Page:Verne - Les Naufragés du Jonathan, Hetzel, 1909.djvu/242

La bibliothèque libre.
Le texte de cette page a été corrigé et est conforme au fac-similé.

XI

un chef.

Quand Halg, toujours privé de sentiment, eut été déposé sur son lit, le Kaw-djer changea son pansement de fortune contre un autre moins sommaire. Les paupières du blessé battirent, ses lèvres s’agitèrent, un peu de rose colora ses joues livides, puis, après quelques faibles gémissements, il passa de l’anéantissement de la syncope à celui du sommeil.

Survivrait-il à sa terrible blessure ? La science humaine ne pouvait l’affirmer. En somme, la situation était grave, mais non désespérée, et il n’était pas absolument impossible que la plaie du poumon se cicatrisât.

Après avoir donné tous les soins que son affection et son expérience lui dictèrent, le Kaw-djer recommanda pour Halg le calme le plus complet et la plus rigoureuse immobilité, et courut à Libéria, où d’autres avaient peut-être besoin de lui.
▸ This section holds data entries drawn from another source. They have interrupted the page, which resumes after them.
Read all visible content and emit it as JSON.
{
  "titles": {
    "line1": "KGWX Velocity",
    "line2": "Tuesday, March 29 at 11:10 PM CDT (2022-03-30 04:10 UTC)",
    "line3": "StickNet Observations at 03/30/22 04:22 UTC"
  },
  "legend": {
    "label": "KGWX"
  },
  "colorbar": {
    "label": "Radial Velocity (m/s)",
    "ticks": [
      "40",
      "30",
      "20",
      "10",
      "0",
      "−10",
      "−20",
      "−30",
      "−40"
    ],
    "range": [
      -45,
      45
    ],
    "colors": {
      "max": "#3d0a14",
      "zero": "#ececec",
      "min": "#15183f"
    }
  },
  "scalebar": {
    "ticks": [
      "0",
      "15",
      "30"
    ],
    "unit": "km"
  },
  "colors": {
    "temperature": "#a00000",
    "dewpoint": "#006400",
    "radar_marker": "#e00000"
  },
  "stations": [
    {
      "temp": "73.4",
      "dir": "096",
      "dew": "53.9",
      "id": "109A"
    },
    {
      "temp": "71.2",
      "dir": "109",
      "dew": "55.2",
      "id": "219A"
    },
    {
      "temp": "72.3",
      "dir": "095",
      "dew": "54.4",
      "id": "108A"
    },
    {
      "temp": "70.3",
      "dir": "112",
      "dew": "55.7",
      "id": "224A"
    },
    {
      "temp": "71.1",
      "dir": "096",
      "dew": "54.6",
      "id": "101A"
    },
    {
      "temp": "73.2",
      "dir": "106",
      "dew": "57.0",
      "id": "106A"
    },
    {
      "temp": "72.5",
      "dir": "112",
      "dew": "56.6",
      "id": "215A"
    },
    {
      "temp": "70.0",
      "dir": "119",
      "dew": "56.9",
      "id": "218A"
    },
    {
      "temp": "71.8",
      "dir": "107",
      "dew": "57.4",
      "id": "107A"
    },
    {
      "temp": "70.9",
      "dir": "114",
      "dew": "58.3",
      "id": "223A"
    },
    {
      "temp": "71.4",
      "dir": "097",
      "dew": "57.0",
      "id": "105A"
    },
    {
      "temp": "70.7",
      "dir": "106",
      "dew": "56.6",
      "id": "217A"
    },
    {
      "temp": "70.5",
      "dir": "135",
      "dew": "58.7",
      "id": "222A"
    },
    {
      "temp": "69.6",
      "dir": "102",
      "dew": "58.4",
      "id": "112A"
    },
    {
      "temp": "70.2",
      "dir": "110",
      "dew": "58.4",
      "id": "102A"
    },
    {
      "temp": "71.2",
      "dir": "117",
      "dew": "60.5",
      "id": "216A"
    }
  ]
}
Le malheur personnel qui venait de l’accabler laissait intact son admirable instinct de dévouement et d’altruisme. Le drame rapide qui déchirait son cœur ne lui faisait pas oublier ces morts et ces blessés, qui, d’après l’ancien cuisinier du Jonathan, attendaient du secours à Libéria. Y avait-il réellement des blessés et des morts, et Sirdey n’avait-il pas menti ? Dans le doute, il fallait se rendre compte par soi-même de la vérité des choses.

Il était à ce moment près de dix heures du soir. La lune, dans son premier quartier, commençait à décliner vers le couchant, et du firmament obscurci de l’orient tombait inépuisablement la cendre impalpable de l’ombre. Dans la nuit grandissante, une vague lueur continuait à rougeoyer au loin. Libéria ne dormait pas encore.